Saturday, January 20, 2007

So sweet

The Swimmer is the sweetest guy I think I've ever met. He is being so reassuring and cute about the long-distance aspect of this relationship (is this called that now?). After IMing for hours on Thursday, he wanted to call me on his drive home from work, just so he could hear my voice. When we were IMing yesterday, he said how nice it was to hear my voice, but also how it was difficult because he wants to be with me so much. We IMed for hours again yesterday, just about everyday things and of course about being together and how much we miss each other. What's funny is that all of this sappy stuff that would have normally made me feel a bit awkward in the past, actually feels REALLY good now and normal, not awkward at all. He keeps saying to me how he doesn't want to be with anyone else and can't stop thinking about me. If I were to continue to write, many of you would probably get sick from reading all of the sappiness, but it's really nice and comforting to hear it to me.

The Swimmer called me earlier just to talk. I must have looked like such a crazy lady at the supermarket because that was where I was when he called and I just had the biggest grin on my face from the moment I saw it was him calling until way after we got off the phone.

I don't know if it's because I'm in it, but for some reason, I feel like things could work between The Swimmer and I. The fact is, we've known each other for over four and a half years, we started out as friends and these feelings we're having were not planned. I know it sounds cheesy, but I'm sure I've said it before, things happen for a reason and at the time in your life when they are supposed to. I just know that he makes me feel incredible and I truly feel like I can trust him.

The next step in this and one which is important if this relationship (!!) is going to work, is talking about whether or not he could see himself moving here to be with me or if I could see myself moving to LA to be with him. I'm not quite sure how to bring this up, but I know that one of us has to and luckily, we've both agreed that being very open and honest is key to making this work. Luckily, we both feel very comfortable being open and honest with each other.
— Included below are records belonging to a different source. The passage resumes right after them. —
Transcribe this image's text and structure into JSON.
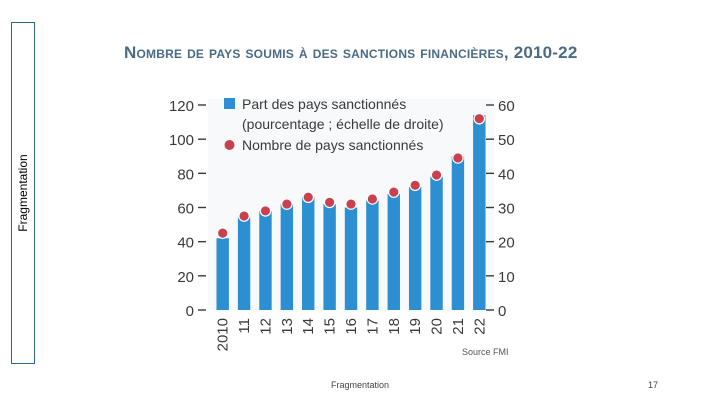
{
  "sidebar": {
    "label": "Fragmentation"
  },
  "footer": {
    "text": "Fragmentation",
    "page_number": "17"
  },
  "chart_data": {
    "type": "bar",
    "title": "Nombre de pays soumis à des sanctions financières, 2010-22",
    "categories": [
      "2010",
      "11",
      "12",
      "13",
      "14",
      "15",
      "16",
      "17",
      "18",
      "19",
      "20",
      "21",
      "22"
    ],
    "series": [
      {
        "name": "Part des pays sanctionnés (pourcentage ; échelle de droite)",
        "type": "bar",
        "axis": "right",
        "values": [
          21,
          27,
          29,
          31,
          33,
          31,
          30,
          32,
          34,
          36,
          39,
          45,
          57
        ]
      },
      {
        "name": "Nombre de pays sanctionnés",
        "type": "scatter",
        "axis": "left",
        "values": [
          45,
          55,
          58,
          62,
          66,
          63,
          62,
          65,
          69,
          73,
          79,
          89,
          112
        ]
      }
    ],
    "left_axis": {
      "ticks": [
        0,
        20,
        40,
        60,
        80,
        100,
        120
      ],
      "ylim": [
        0,
        120
      ]
    },
    "right_axis": {
      "ticks": [
        0,
        10,
        20,
        30,
        40,
        50,
        60
      ],
      "ylim": [
        0,
        60
      ]
    },
    "source": "Source FMI",
    "legend_position": "top-left",
    "colors": {
      "bar": "#2b8fd1",
      "dot": "#c8414f",
      "title": "#4a6b86"
    }
  }
}
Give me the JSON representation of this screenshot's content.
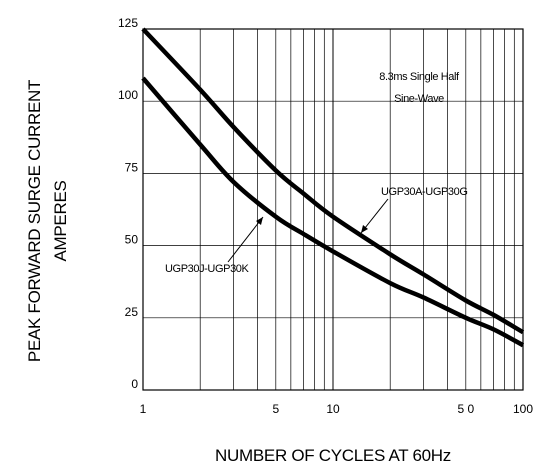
{
  "chart_data": {
    "type": "line",
    "xlabel": "NUMBER OF CYCLES AT 60Hz",
    "ylabel_line1": "PEAK FORWARD SURGE CURRENT",
    "ylabel_line2": "AMPERES",
    "x_scale": "log",
    "xlim": [
      1,
      100
    ],
    "ylim": [
      0,
      125
    ],
    "grid": true,
    "x_ticks": [
      {
        "value": 1,
        "label": "1"
      },
      {
        "value": 5,
        "label": "5"
      },
      {
        "value": 10,
        "label": "10"
      },
      {
        "value": 50,
        "label": "5 0"
      },
      {
        "value": 100,
        "label": "100"
      }
    ],
    "y_ticks": [
      {
        "value": 0,
        "label": "0"
      },
      {
        "value": 25,
        "label": "25"
      },
      {
        "value": 50,
        "label": "50"
      },
      {
        "value": 75,
        "label": "75"
      },
      {
        "value": 100,
        "label": "100"
      },
      {
        "value": 125,
        "label": "125"
      }
    ],
    "annotation_line1": "8.3ms Single Half",
    "annotation_line2": "Sine-Wave",
    "series": [
      {
        "name": "UGP30A-UGP30G",
        "color": "#000000",
        "x": [
          1,
          2,
          3,
          5,
          7,
          10,
          20,
          30,
          50,
          70,
          100
        ],
        "y": [
          125,
          104,
          91,
          76,
          68,
          60,
          47,
          40,
          31,
          26,
          20
        ]
      },
      {
        "name": "UGP30J-UGP30K",
        "color": "#000000",
        "x": [
          1,
          2,
          3,
          5,
          7,
          10,
          20,
          30,
          50,
          70,
          100
        ],
        "y": [
          108,
          85,
          72,
          60,
          54,
          48,
          37,
          32,
          25,
          21,
          15.5
        ]
      }
    ]
  }
}
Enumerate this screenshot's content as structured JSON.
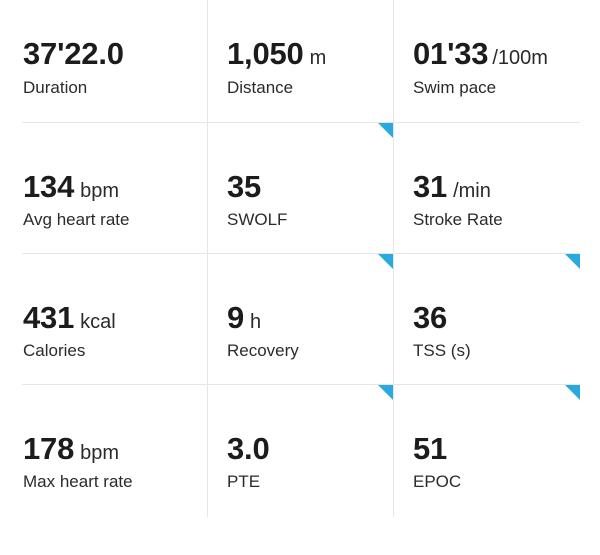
{
  "accent_color": "#2aa9df",
  "stats": [
    {
      "value": "37'22.0",
      "unit": "",
      "label": "Duration"
    },
    {
      "value": "1,050",
      "unit": "m",
      "label": "Distance"
    },
    {
      "value": "01'33",
      "unit": "/100m",
      "label": "Swim pace"
    },
    {
      "value": "134",
      "unit": "bpm",
      "label": "Avg heart rate"
    },
    {
      "value": "35",
      "unit": "",
      "label": "SWOLF"
    },
    {
      "value": "31",
      "unit": "/min",
      "label": "Stroke Rate"
    },
    {
      "value": "431",
      "unit": "kcal",
      "label": "Calories"
    },
    {
      "value": "9",
      "unit": "h",
      "label": "Recovery"
    },
    {
      "value": "36",
      "unit": "",
      "label": "TSS (s)"
    },
    {
      "value": "178",
      "unit": "bpm",
      "label": "Max heart rate"
    },
    {
      "value": "3.0",
      "unit": "",
      "label": "PTE"
    },
    {
      "value": "51",
      "unit": "",
      "label": "EPOC"
    }
  ]
}
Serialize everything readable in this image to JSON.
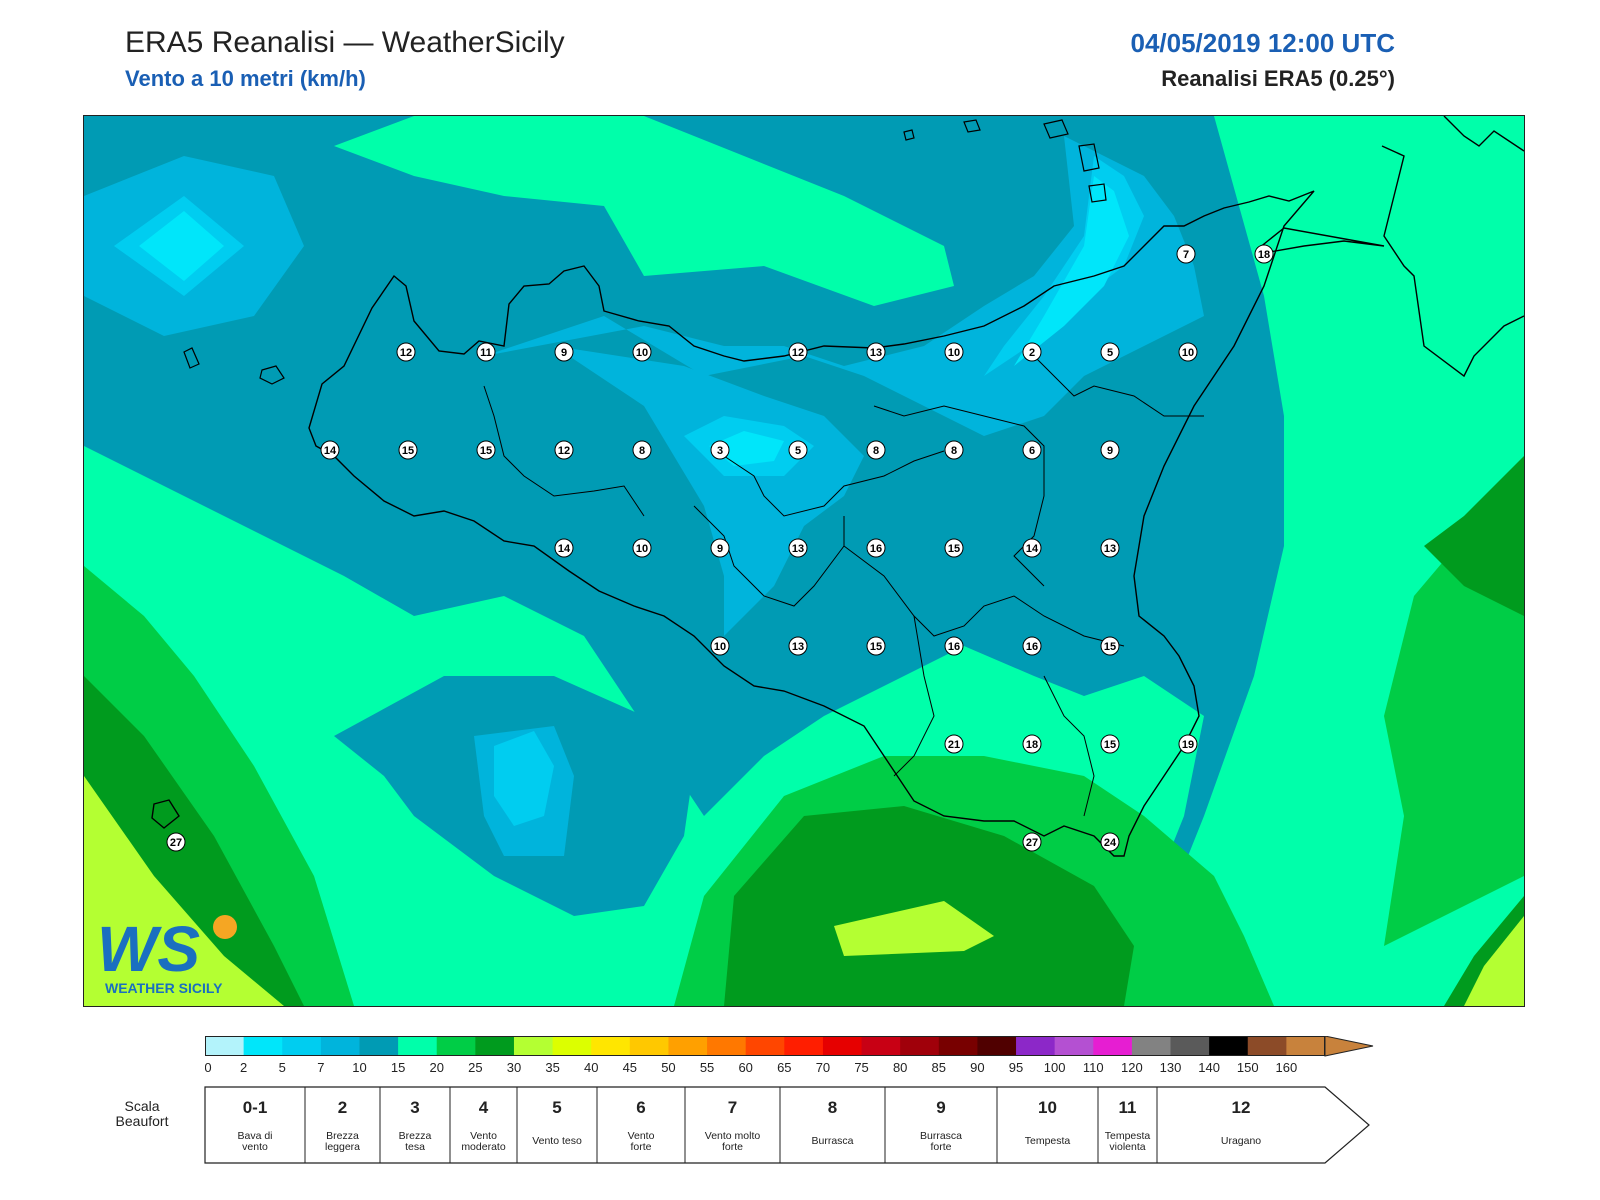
{
  "header": {
    "title": "ERA5 Reanalisi — WeatherSicily",
    "subtitle": "Vento a 10 metri (km/h)",
    "datetime": "04/05/2019 12:00 UTC",
    "source": "Reanalisi ERA5 (0.25°)"
  },
  "logo": {
    "mark": "WS",
    "text": "WEATHER SICILY",
    "icon": "weather-sicily-logo"
  },
  "colors": {
    "c0_2": "#b3f3fb",
    "c2_5": "#00e6fa",
    "c5_7": "#00cdf0",
    "c7_10": "#00b4dc",
    "c10_15": "#009bb4",
    "c15_20": "#00ffaa",
    "c20_25": "#00cd46",
    "c25_30": "#009b1e",
    "c30_35": "#b4ff32",
    "coast": "#000000"
  },
  "colorbar": {
    "ticks": [
      "0",
      "2",
      "5",
      "7",
      "10",
      "15",
      "20",
      "25",
      "30",
      "35",
      "40",
      "45",
      "50",
      "55",
      "60",
      "65",
      "70",
      "75",
      "80",
      "85",
      "90",
      "95",
      "100",
      "110",
      "120",
      "130",
      "140",
      "150",
      "160"
    ],
    "colors": [
      "#b3f3fb",
      "#00e6fa",
      "#00cdf0",
      "#00b4dc",
      "#009bb4",
      "#00ffaa",
      "#00cd46",
      "#009b1e",
      "#b4ff32",
      "#dcff00",
      "#ffe600",
      "#ffc800",
      "#ffa000",
      "#ff7800",
      "#ff4600",
      "#ff1e00",
      "#e60000",
      "#c80014",
      "#a0000a",
      "#780000",
      "#500000",
      "#8c28c8",
      "#b450d2",
      "#e61ed2",
      "#828282",
      "#5a5a5a",
      "#000000",
      "#8c4b28",
      "#c8823c"
    ]
  },
  "beaufort": {
    "label_line1": "Scala",
    "label_line2": "Beaufort",
    "cells": [
      {
        "num": "0-1",
        "desc1": "Bava di",
        "desc2": "vento"
      },
      {
        "num": "2",
        "desc1": "Brezza",
        "desc2": "leggera"
      },
      {
        "num": "3",
        "desc1": "Brezza",
        "desc2": "tesa"
      },
      {
        "num": "4",
        "desc1": "Vento",
        "desc2": "moderato"
      },
      {
        "num": "5",
        "desc1": "Vento teso",
        "desc2": ""
      },
      {
        "num": "6",
        "desc1": "Vento",
        "desc2": "forte"
      },
      {
        "num": "7",
        "desc1": "Vento molto",
        "desc2": "forte"
      },
      {
        "num": "8",
        "desc1": "Burrasca",
        "desc2": ""
      },
      {
        "num": "9",
        "desc1": "Burrasca",
        "desc2": "forte"
      },
      {
        "num": "10",
        "desc1": "Tempesta",
        "desc2": ""
      },
      {
        "num": "11",
        "desc1": "Tempesta",
        "desc2": "violenta"
      },
      {
        "num": "12",
        "desc1": "Uragano",
        "desc2": ""
      }
    ]
  },
  "stations": [
    {
      "v": "7",
      "c": "b"
    },
    {
      "v": "18",
      "c": "b"
    },
    {
      "v": "12",
      "c": "a"
    },
    {
      "v": "11",
      "c": "a"
    },
    {
      "v": "9",
      "c": "a"
    },
    {
      "v": "10",
      "c": "a"
    },
    {
      "v": "12",
      "c": "a"
    },
    {
      "v": "13",
      "c": "a"
    },
    {
      "v": "10",
      "c": "a"
    },
    {
      "v": "2",
      "c": "a"
    },
    {
      "v": "5",
      "c": "a"
    },
    {
      "v": "10",
      "c": "a"
    },
    {
      "v": "14",
      "c": "a"
    },
    {
      "v": "15",
      "c": "a"
    },
    {
      "v": "15",
      "c": "a"
    },
    {
      "v": "12",
      "c": "a"
    },
    {
      "v": "8",
      "c": "a"
    },
    {
      "v": "3",
      "c": "a"
    },
    {
      "v": "5",
      "c": "a"
    },
    {
      "v": "8",
      "c": "a"
    },
    {
      "v": "8",
      "c": "a"
    },
    {
      "v": "6",
      "c": "a"
    },
    {
      "v": "9",
      "c": "a"
    },
    {
      "v": "14",
      "c": "a"
    },
    {
      "v": "10",
      "c": "a"
    },
    {
      "v": "9",
      "c": "a"
    },
    {
      "v": "13",
      "c": "a"
    },
    {
      "v": "16",
      "c": "a"
    },
    {
      "v": "15",
      "c": "a"
    },
    {
      "v": "14",
      "c": "a"
    },
    {
      "v": "13",
      "c": "a"
    },
    {
      "v": "10",
      "c": "a"
    },
    {
      "v": "13",
      "c": "a"
    },
    {
      "v": "15",
      "c": "a"
    },
    {
      "v": "16",
      "c": "a"
    },
    {
      "v": "16",
      "c": "a"
    },
    {
      "v": "15",
      "c": "a"
    },
    {
      "v": "21",
      "c": "a"
    },
    {
      "v": "18",
      "c": "a"
    },
    {
      "v": "15",
      "c": "a"
    },
    {
      "v": "19",
      "c": "a"
    },
    {
      "v": "27",
      "c": "a"
    },
    {
      "v": "27",
      "c": "a"
    },
    {
      "v": "24",
      "c": "a"
    }
  ]
}
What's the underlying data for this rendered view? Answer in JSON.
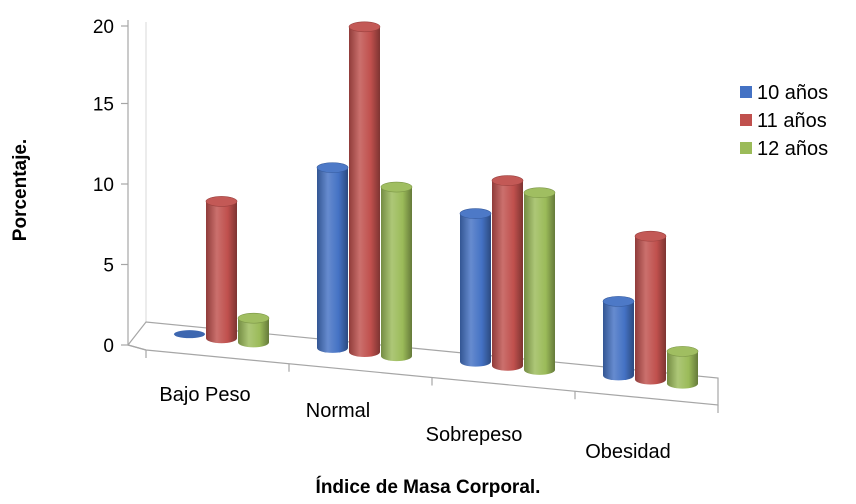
{
  "chart_data": {
    "type": "bar",
    "subtype": "3d-clustered-cylinder",
    "categories": [
      "Bajo Peso",
      "Normal",
      "Sobrepeso",
      "Obesidad"
    ],
    "series": [
      {
        "name": "10 años",
        "values": [
          0,
          11.2,
          9.2,
          4.6
        ],
        "color": "#4472C4"
      },
      {
        "name": "11 años",
        "values": [
          8.5,
          20.2,
          11.5,
          8.9
        ],
        "color": "#C0504D"
      },
      {
        "name": "12 años",
        "values": [
          1.5,
          10.5,
          11.0,
          2.0
        ],
        "color": "#9BBB59"
      }
    ],
    "xlabel": "Índice de Masa Corporal.",
    "ylabel": "Porcentaje.",
    "ylim": [
      0,
      20
    ],
    "yticks": [
      "0",
      "5",
      "10",
      "15",
      "20"
    ],
    "legend": "right",
    "grid": false
  }
}
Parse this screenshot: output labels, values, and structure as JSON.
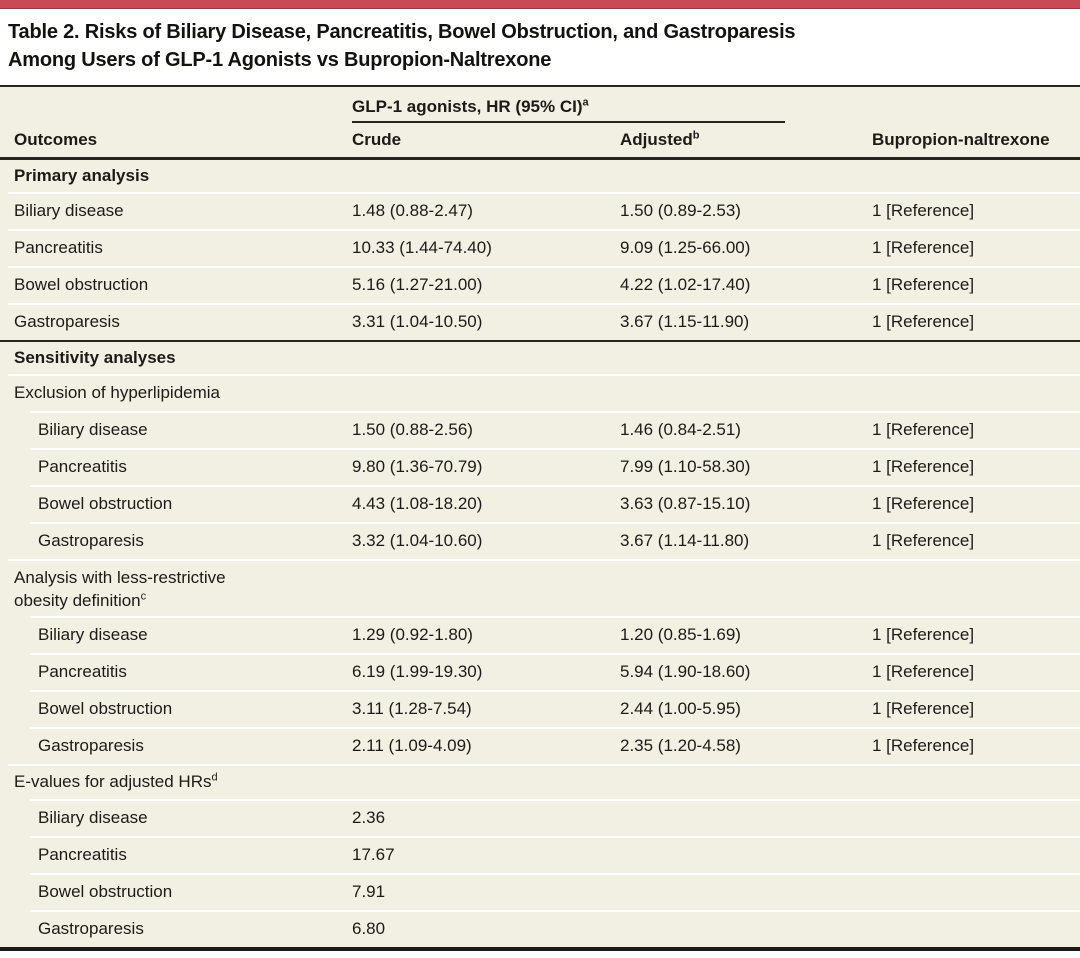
{
  "colors": {
    "accent_red": "#c84a54",
    "row_background": "#f2efe3",
    "rule_dark": "#26251f",
    "separator_white": "#ffffff"
  },
  "title": {
    "line1": "Table 2. Risks of Biliary Disease, Pancreatitis, Bowel Obstruction, and Gastroparesis",
    "line2": "Among Users of GLP-1 Agonists vs Bupropion-Naltrexone"
  },
  "header": {
    "spanner": "GLP-1 agonists, HR (95% CI)",
    "spanner_sup": "a",
    "outcomes": "Outcomes",
    "crude": "Crude",
    "adjusted": "Adjusted",
    "adjusted_sup": "b",
    "bupropion": "Bupropion-naltrexone"
  },
  "table": {
    "sections": [
      {
        "title": "Primary analysis",
        "rows": [
          {
            "outcome": "Biliary disease",
            "crude": "1.48 (0.88-2.47)",
            "adjusted": "1.50 (0.89-2.53)",
            "reference": "1 [Reference]"
          },
          {
            "outcome": "Pancreatitis",
            "crude": "10.33 (1.44-74.40)",
            "adjusted": "9.09 (1.25-66.00)",
            "reference": "1 [Reference]"
          },
          {
            "outcome": "Bowel obstruction",
            "crude": "5.16 (1.27-21.00)",
            "adjusted": "4.22 (1.02-17.40)",
            "reference": "1 [Reference]"
          },
          {
            "outcome": "Gastroparesis",
            "crude": "3.31 (1.04-10.50)",
            "adjusted": "3.67 (1.15-11.90)",
            "reference": "1 [Reference]"
          }
        ]
      },
      {
        "title": "Sensitivity analyses",
        "subsections": [
          {
            "title": "Exclusion of hyperlipidemia",
            "rows": [
              {
                "outcome": "Biliary disease",
                "crude": "1.50 (0.88-2.56)",
                "adjusted": "1.46 (0.84-2.51)",
                "reference": "1 [Reference]"
              },
              {
                "outcome": "Pancreatitis",
                "crude": "9.80 (1.36-70.79)",
                "adjusted": "7.99 (1.10-58.30)",
                "reference": "1 [Reference]"
              },
              {
                "outcome": "Bowel obstruction",
                "crude": "4.43 (1.08-18.20)",
                "adjusted": "3.63 (0.87-15.10)",
                "reference": "1 [Reference]"
              },
              {
                "outcome": "Gastroparesis",
                "crude": "3.32 (1.04-10.60)",
                "adjusted": "3.67 (1.14-11.80)",
                "reference": "1 [Reference]"
              }
            ]
          },
          {
            "title_line1": "Analysis with less-restrictive",
            "title_line2": "obesity definition",
            "title_sup": "c",
            "rows": [
              {
                "outcome": "Biliary disease",
                "crude": "1.29 (0.92-1.80)",
                "adjusted": "1.20 (0.85-1.69)",
                "reference": "1 [Reference]"
              },
              {
                "outcome": "Pancreatitis",
                "crude": "6.19 (1.99-19.30)",
                "adjusted": "5.94 (1.90-18.60)",
                "reference": "1 [Reference]"
              },
              {
                "outcome": "Bowel obstruction",
                "crude": "3.11 (1.28-7.54)",
                "adjusted": "2.44 (1.00-5.95)",
                "reference": "1 [Reference]"
              },
              {
                "outcome": "Gastroparesis",
                "crude": "2.11 (1.09-4.09)",
                "adjusted": "2.35 (1.20-4.58)",
                "reference": "1 [Reference]"
              }
            ]
          },
          {
            "title": "E-values for adjusted HRs",
            "title_sup": "d",
            "rows": [
              {
                "outcome": "Biliary disease",
                "crude": "2.36"
              },
              {
                "outcome": "Pancreatitis",
                "crude": "17.67"
              },
              {
                "outcome": "Bowel obstruction",
                "crude": "7.91"
              },
              {
                "outcome": "Gastroparesis",
                "crude": "6.80"
              }
            ]
          }
        ]
      }
    ]
  }
}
Later, Crazy Girl is coming over to hang out and then we're going to dinner with the Gay Neighbors and another neighbor. So it should be a fun and relaxing evening.

2 comments:

Cute Jewess said...

Glad to know he's treating you right! Do you think it might be too early for the "would we ever move near each other" talk? Just a thought, but I can understand wanting to know before you get in too deep, so to speak.

Single Girl said...

Yeah, I think I'm going to wait until our next visit to have that discussion. I'm pretty confident it will be an easy discussion, so I'm not really worried. And you're right, it's something to discuss before we get "in too deep."